Langfristig jedoch will man wachsen und zwei weitläufige Etagen im Osten des denkmalgeschützten Versandzentrums ausbauen. Auf der riesigen Terrasse des ehemaligen Quelle-Gartencenters wird der Pausenhof installiert - Luftschnappen mit Burgblick.

3000 Quadratmeter

Insgesamt 16 Objekte besichtigte die Elterninitiative im Stadtgebiet. Zuletzt habe man sich von Oberbürgermeister Ulrich Maly davon überzeugen lassen, dass Quelle trotz des problematischen Umfelds doch die richtige Adresse sei. Langfristig werde die Privatschule 3000 Quadratmeter nutzen, so Schulsprecher Bernd Beisse. Das zweite reformpädagogische Jenaplan-Gymnasium in Deutschland will seine Arbeit in zunächst vier altersübergreifenden Stammgruppen mit je 25 Schülern beginnen, die immer von zwei Lehrkräften unterrichtet werden. Noch bis zum 31. März läuft die Anmeldefrist.

Der Leidensdruck im staatlichen Schulsystem sei «unglaublich groß«, hieß es gestern unter Hinweis auf G8 und chronisch überfüllte Schulklassen. Dass ein rhythmisiertes Ganztageskonzept, fächerübergreifendes Lernen und eine an den neuesten Erkenntnissen der Hirnforschung ausgerichtete Pädagogik auf viel Interesse stößt, belegen laut Andreas Fürsattel vom Vorstand die bereits vorliegenden 300 Anmeldungen. Trotzdem hofft man auf weit mehr Zuspruch, denn viele Eltern meldeten sich doppelt und dreifach bei mehreren Schulen an. Außerdem werden im Jenaplan-Gymnasium Kinder für die fünfte bis siebte Klasse aufgenommen. Man setzt also auch auf ältere Schüler, die in den Lerngruppen nach Jenaplan eine wichtige Rolle spielen.

Nicht elitär

Trotz des monatlichen Schulgelds von 325 Euro will die Initiative «alles andere als elitär« sein. Wer bedürftig ist oder bereits Geschwister an der Schule hat, müsse weniger zahlen. Um das zu finanzieren, wurde eine Stiftung gegründet, die das neue Gymnasium mit unterstützen soll.

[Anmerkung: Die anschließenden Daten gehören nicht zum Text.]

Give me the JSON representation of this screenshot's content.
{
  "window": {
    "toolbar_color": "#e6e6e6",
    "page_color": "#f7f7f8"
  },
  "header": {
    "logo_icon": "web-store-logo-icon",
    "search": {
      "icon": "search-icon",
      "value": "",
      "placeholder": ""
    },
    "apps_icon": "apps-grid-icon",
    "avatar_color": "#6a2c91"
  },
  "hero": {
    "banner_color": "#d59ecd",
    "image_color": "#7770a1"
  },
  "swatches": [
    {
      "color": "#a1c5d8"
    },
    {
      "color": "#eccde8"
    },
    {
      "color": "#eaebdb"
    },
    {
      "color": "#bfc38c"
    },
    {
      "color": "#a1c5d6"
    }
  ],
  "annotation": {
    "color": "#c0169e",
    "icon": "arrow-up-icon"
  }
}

Die Initiatoren zitierten aus Untersuchungen, nach denen Familien durchschnittlich 150 Euro für den Nachhilfeunterricht ihrer Kinder ausgeben. Diese Summe müsse man zum Schulgeld in Relation setzen. Nachhilfe bräuchten Jenaplan-Kinder im Ganztagsbetrieb bestimmt nicht.

Informationsabend

Wie Bernd Beisse, Andreas Fürsattel und Ulrike Eulitz vom Genossenschaftsvorstand haben auch andere interessierte Eltern bereits Erfahrung mit der Unterrichtsform, die der Pädagoge Peter Petersen in den 30er Jahren des letzten Jahrhunderts an der Universität Jena entwickelt hat. Seit sieben Jahren gibt es in Nürnberg eine Jenaplan-Grundschule in der Pillenreuther Straße. Aus der Elternschaft dort kam auch die Initiative für das neue Gymnasium.

Ein Informationsabend für das künftige Jenaplan-Gymnasium findet am Montag, 22. Februar, 19.30 Uhr, im Südpunkt an der Pillenreuther Straße 147 statt.